The problem is this: your combat mind−set is not dictated by the amount of danger to which you are exposed at the time. Your combat mind−set is properly dictated by the state of mind you think appropriate to the situation. You may be in deadly danger at all times, regardless of what the Defense Department tells you. The color code which influences you does depend upon the willingness you have to jump a psychological barrier against taking irrevocable action.

Sunday, September 6, 2020

A Cheap Shotgun for Home Defense?

Do you really need an expensive shotgun for home defense? My friend Steve and I did an experiment with a number of older shotguns and discovered that with the proper ammunition, even older shotguns performed very well and would be suitable for home defense.

The proper ammunition in my opinion is the Federal LE-133 8-pellet #00 Buckshot loads using the  FLITECONTROL® wad, the Speer Lawman using the same wad, or the Hornady #00 Buckshot load with the Versatite™ wad. All three seem to perform well in most shotguns and throw an acceptably tight pattern within 20 yards—the absolute outer limit for most urban home defense scenarios.

Recoil wise, the Federal and the Speer 8-pellet #00 Buckshot load's velocity is 1145 foot per second (fps) while the Hornady #00 Buckshot load leaves the barrel at 1600 fps so the felt recoil for the Hornady load will be greater.

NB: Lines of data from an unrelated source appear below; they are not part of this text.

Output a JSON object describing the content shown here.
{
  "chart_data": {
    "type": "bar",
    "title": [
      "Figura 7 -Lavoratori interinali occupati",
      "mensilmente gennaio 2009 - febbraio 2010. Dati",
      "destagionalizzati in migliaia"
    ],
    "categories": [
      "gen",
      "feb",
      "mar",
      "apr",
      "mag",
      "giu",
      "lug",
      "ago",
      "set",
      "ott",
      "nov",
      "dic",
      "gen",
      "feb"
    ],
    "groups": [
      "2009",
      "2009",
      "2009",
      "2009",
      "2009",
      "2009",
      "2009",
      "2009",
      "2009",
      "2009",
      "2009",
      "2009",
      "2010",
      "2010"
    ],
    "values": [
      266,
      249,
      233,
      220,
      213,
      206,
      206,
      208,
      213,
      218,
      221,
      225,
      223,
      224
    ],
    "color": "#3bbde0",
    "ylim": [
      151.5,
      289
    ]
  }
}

Multiple projectile loads require particular attention to what is behind your target. YOU are responsible for every pellet you fire and even a single pellet can maim or kill. This is where target distance and the pattern of a particular load in your shotgun come into play. 

For example, the Fiocchi 9-pellet #00 buckshot load from my Beretta 1301 shotgun at 15 yards generally puts all nine pellets within a 10 inch circle. I say generally because occasionally this load throws one wild pellet off the target at that distance. This is also true with the Federal 9 pellet loads as well as the Winchester and Remington 9 pellet loads. Interestingly the Speer Lawman 8 pellet load does that as well. However, the Federal 8-pellet LE-133 #00 Buckshot load consistently puts all 8 pellets through a hole 2 inches in diameter at 15 yards in my gun.

9th Pellet Flyer

The patterns below fired at 15 yards show our results with several older, and in some cases much cheaper shotguns. The center "A" circle is 9-inches in diameter.

Both barrels of the old double shown below were acceptable with the Federal 8 pellet load.

Even the cheap single shot fired a great pattern with the Federal FLITECONTROL®

You get the idea. Should you modify your shotgun?  That depends entirely on your goal.  If it is a family heirloom or has some value in its existing configuration then I would not modify it.  

Longer barrels certainly are not as handy for moving around a furnished room or other obstacles. If it makes sense to modify your shotgun, then consider cutting the barrel to a legal 18-1/2 - 20 inches. Previous owners cut down the barrels of the Remington Model 11 and the Marlin 1989 Pump shown above. 

A competent gunsmith can do this with little effort if you would like a shorter barrel. The picture below is of a Mossberg 500 Youth Model that originally came with a 24" barrel.  A local gunsmith cut the barrel to 18-1/2 inches, reset the bead, and refinished it.  

If you have a common shotgun such as the Mossberg 500 or Remington 870 and wish to spend a little more money, you can add some useful aftermarket accessories.  I purchased the police surplus 870 shown below for less than $200.00--of course this was before the 2020 gun buying frenzy.  

I added a Magpul stock to make the shotgun a little more comfortable to shoot and an Aridus Industries quick detach shell carrier for on-gun reloads.  Although acceptable before, this surplus 870 is now a very good home defense shotgun.

With the proper ammunition, granddad's old shotgun is completely suitable for home defense. However, you should go to the range and pattern your particular gun with the ammunition you would like to use.  Patterning your load lets you know exactly where the gun shoots and at what range the pattern is too large for home defense purposes.